On Nov. 9 we had a low of 4.271⁄2. The high came two days later at 4.271⁄2. On Dec. 2, the low was 4.181⁄2. This was also the contract low. The next high came also two days later at 4.391⁄2.
That was a nice two-day swing, but we went back to a 4.201⁄2 low on the 16th.
The next high was on the 23rd, at 4.36, followed by a low of 4.26 on the 27th, then a low of 4.24 today, Monday, Dec. 29.
The best that can be said about this is that we are in a trading range, and need some news to get out of it. The worst that can be said about this is that the highs are getting lower, and that the holiday slump is not being corrected. Maybe the traders are just staying away until Thursday.
Maybe I am wr..wr..wrong and the market is going to make a new low.
For the last couple of weeks I have been saying that only the March Planting Intentions Report from USDA can help this market. My idea has been that I don’t see bullish news anywhere on the horizon. But, I do think that farmers will like $13 soybeans better than $4 corn.
The trouble is, if we look at new crop corn, it is higher than the current market. The new beans are lower. Looking at new cash prices, we have a comparison that is more like $4 corn and $10.50 beans on the farm. Maybe those prices don’t cause a rush to corn acres.
Watching South America
The wild card now is that the South America soybean crop looks to be huge. As this news hits the market, we might hurt bean prices and thus acres. This could help corn prices. Or, it could all already be in the market, and this is as good as we get.
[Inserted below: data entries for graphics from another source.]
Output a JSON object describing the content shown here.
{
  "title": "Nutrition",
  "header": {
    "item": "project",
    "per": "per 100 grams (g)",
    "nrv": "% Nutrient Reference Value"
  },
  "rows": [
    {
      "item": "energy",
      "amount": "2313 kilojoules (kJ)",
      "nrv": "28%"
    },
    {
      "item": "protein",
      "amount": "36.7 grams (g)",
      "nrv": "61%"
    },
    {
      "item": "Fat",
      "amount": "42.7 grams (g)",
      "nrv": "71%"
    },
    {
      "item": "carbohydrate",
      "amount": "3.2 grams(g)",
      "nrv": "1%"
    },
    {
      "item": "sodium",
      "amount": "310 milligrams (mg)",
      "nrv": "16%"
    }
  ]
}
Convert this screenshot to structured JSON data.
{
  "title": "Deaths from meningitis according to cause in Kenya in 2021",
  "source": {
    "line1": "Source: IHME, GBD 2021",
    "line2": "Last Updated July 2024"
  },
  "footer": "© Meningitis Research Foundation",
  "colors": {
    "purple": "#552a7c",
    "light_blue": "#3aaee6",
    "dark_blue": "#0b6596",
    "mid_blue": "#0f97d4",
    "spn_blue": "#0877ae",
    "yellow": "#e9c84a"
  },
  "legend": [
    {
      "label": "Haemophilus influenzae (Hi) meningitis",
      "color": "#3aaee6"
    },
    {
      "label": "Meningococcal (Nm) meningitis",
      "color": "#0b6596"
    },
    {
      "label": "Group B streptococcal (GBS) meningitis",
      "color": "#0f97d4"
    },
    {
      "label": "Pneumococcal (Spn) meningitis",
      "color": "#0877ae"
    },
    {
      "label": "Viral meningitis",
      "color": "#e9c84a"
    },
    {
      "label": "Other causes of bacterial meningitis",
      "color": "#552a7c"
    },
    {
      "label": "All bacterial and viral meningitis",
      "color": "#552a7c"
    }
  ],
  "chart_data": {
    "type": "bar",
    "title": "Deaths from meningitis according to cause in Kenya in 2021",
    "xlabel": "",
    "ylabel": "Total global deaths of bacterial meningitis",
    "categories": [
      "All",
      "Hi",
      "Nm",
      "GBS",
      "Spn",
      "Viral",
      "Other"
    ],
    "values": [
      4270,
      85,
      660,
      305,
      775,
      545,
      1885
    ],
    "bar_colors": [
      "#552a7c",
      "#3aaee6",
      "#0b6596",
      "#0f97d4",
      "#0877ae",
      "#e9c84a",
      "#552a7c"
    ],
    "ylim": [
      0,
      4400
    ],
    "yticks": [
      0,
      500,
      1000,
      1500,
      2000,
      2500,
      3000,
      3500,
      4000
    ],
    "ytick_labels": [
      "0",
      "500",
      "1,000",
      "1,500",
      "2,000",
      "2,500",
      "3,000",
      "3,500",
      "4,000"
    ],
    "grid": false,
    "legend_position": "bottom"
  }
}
In the ’90s, we had corn below $2 at harvest, and it looked like prices would never recover. In fact, three months later we were 40 cents higher for no good reason except the old saw: The cure for low prices is low prices.
Maybe somewhere on the horizon is a reason for better prices, and we won’t recognize it until it appears in hindsight on the charts.
Then again, maybe that is wishful thinking at its worst.